I supplied in another post several examples of what radical Christians thought justified their actions. Later Christians have rebuked such interpretations, but what happened, happened.
And your insistence on excluding the Old Testament from this is strange to me; if the Christians don't want it to be used, then why print it in their Bibles? If the Old Testament was good enough for Jesus and Paul to quote, and for apparently all later Christians except yourself, then why is it no surprise Crusaders did? Or is it that Christianity is just a religion of peace, while Judaism is a bloody, hateful religion, founded on a book that teaches so many violent things - the presence of which apparently even you acknowledge?
Well for one, both Jesus and Paul were Jews. Is it any wonder that they would quote from the Jewish Old Testament?
Christians of today do not follow the rules set out in the Old Testament, be it prohibitions on eating certain foods, instructions on how to sacrifice live animals on an alter, or exhortations to kill Philistines.
When asked which of the commandments was the greatest Christ says "Love God with all your heart, and all your soul, and all your mind, and all your strength. Second, love your neighbor as you love yourself...." Part of Christ's mission was to bring us face to face with our shortcomings and bloodlust (i.e., our old "sinful" rebellious nature) so that we could move beyond it.
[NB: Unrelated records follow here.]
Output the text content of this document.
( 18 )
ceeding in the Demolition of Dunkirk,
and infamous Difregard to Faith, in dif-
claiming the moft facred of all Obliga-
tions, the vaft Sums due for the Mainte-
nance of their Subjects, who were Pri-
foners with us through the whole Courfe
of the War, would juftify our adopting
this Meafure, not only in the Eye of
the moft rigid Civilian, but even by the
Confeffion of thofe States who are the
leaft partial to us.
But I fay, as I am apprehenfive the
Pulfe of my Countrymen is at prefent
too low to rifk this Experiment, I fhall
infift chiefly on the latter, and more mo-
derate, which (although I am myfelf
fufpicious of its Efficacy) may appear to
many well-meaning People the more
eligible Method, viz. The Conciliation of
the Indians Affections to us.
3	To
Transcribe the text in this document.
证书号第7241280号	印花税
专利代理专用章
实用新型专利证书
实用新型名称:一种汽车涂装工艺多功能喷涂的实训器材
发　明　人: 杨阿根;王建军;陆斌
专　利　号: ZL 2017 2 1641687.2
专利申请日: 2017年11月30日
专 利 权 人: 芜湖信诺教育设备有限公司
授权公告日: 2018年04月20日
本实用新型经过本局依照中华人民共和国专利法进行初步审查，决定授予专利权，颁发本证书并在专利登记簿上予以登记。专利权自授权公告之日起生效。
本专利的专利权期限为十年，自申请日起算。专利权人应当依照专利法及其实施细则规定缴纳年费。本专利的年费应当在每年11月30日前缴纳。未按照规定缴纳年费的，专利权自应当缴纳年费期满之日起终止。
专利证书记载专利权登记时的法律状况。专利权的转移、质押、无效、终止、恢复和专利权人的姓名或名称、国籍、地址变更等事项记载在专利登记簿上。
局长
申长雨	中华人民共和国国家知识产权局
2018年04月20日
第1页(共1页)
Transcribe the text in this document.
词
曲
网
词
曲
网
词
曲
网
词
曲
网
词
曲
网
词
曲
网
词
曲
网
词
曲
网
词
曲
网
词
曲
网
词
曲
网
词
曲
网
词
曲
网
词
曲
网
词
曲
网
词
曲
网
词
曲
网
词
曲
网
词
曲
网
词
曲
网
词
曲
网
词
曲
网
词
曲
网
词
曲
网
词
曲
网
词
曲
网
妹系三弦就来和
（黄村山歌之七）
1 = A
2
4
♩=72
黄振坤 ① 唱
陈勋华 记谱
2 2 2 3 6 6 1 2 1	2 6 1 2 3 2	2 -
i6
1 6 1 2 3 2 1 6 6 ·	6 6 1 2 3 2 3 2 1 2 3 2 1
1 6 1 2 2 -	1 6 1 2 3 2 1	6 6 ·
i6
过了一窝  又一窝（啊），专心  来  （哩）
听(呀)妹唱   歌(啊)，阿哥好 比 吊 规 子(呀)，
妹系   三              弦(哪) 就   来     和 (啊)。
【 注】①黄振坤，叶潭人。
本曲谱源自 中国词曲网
Where in Islam is the message of mercy and forgiveness and love (for Jews and Christians as well as other Muslims)? Yes, the Old Testament is full of violence and murder, and Christ teaches us that we do not have to be a slave to what the past has given us.
If the history of Judaism, Christianity, and Islam are less than exemplary then by all means blame men. But only one of these religions explicitly teaches us to do good to all that hate us. One of the other religions explicitly tells its adherents to kill others with whom they disagree.